More than thirty years after his death, Andy Warhol remains one of the most influential figures in contemporary art and culture. Warhol’s life and work inspires creative thinkers worldwide thanks to his enduring imagery, his artfully cultivated celebrity, and the ongoing research of dedicated scholars. His impact as an artist is far deeper and greater than his one prescient observation that “everyone will be world famous for fifteen minutes."


He was born in 1928 as Andrew Warhola to working class parents from present day Slovakia.  In 1949, he moved from Pittsburgh to New York.  Initially working as a commercial illustrator, his skill at transforming the imagery of American culture soon found its realisation in his ground-breaking pop art when he exhibited paintings of Campbell’s soup cans, Coca-Cola bottles, and wooden replicas of Brillo soap pad boxes.  Some of his best know works include the silkscreen paintings include Marilyn Diptych (1962), Silver Car Crash, Eight Elvisses (1963), Coca Cola (1962). 

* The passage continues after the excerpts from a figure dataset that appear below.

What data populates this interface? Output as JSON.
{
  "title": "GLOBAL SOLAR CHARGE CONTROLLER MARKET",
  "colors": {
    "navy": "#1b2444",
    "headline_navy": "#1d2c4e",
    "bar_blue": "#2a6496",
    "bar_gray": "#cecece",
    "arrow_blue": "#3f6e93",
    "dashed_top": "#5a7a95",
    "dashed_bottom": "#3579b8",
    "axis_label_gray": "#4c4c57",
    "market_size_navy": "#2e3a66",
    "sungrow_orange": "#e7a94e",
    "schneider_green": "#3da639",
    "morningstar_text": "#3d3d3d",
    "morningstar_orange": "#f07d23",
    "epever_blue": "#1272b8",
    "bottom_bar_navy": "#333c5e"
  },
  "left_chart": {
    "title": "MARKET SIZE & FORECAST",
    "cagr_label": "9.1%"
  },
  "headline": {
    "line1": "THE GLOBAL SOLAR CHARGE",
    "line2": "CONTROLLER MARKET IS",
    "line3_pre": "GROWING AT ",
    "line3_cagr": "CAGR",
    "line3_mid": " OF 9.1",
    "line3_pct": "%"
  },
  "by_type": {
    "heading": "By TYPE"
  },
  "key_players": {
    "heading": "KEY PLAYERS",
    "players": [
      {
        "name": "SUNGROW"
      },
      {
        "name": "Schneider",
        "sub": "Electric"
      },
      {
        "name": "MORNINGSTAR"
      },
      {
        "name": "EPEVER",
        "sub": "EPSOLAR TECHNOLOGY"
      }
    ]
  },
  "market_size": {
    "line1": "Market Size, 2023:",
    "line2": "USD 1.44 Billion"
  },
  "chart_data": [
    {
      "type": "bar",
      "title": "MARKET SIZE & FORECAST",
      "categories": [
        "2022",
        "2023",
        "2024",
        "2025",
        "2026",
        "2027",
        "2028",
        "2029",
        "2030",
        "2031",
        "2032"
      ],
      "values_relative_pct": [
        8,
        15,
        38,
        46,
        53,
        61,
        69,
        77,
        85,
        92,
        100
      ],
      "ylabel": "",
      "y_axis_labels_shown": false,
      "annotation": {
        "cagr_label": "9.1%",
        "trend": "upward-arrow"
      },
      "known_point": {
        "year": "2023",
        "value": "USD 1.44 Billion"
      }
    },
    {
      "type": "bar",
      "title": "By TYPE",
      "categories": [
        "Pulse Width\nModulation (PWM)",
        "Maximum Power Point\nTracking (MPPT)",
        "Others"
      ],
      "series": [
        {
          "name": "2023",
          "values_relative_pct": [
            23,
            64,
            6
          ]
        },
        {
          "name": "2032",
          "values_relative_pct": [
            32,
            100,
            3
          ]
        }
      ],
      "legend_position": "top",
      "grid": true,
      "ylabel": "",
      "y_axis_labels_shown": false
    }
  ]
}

Warhol famously said that "business art is the step that comes after Art. I started as a commercial artist, and I want to finish as a business artist." He became one of the world most successful artists, and made screen prints, sculptures, films, managed a band, and even designed wallpaper - projects that were often highly lucrative (and always built his brand).


Warhol died in 1987 at the age of 58  after a rather routine gallbladder operation.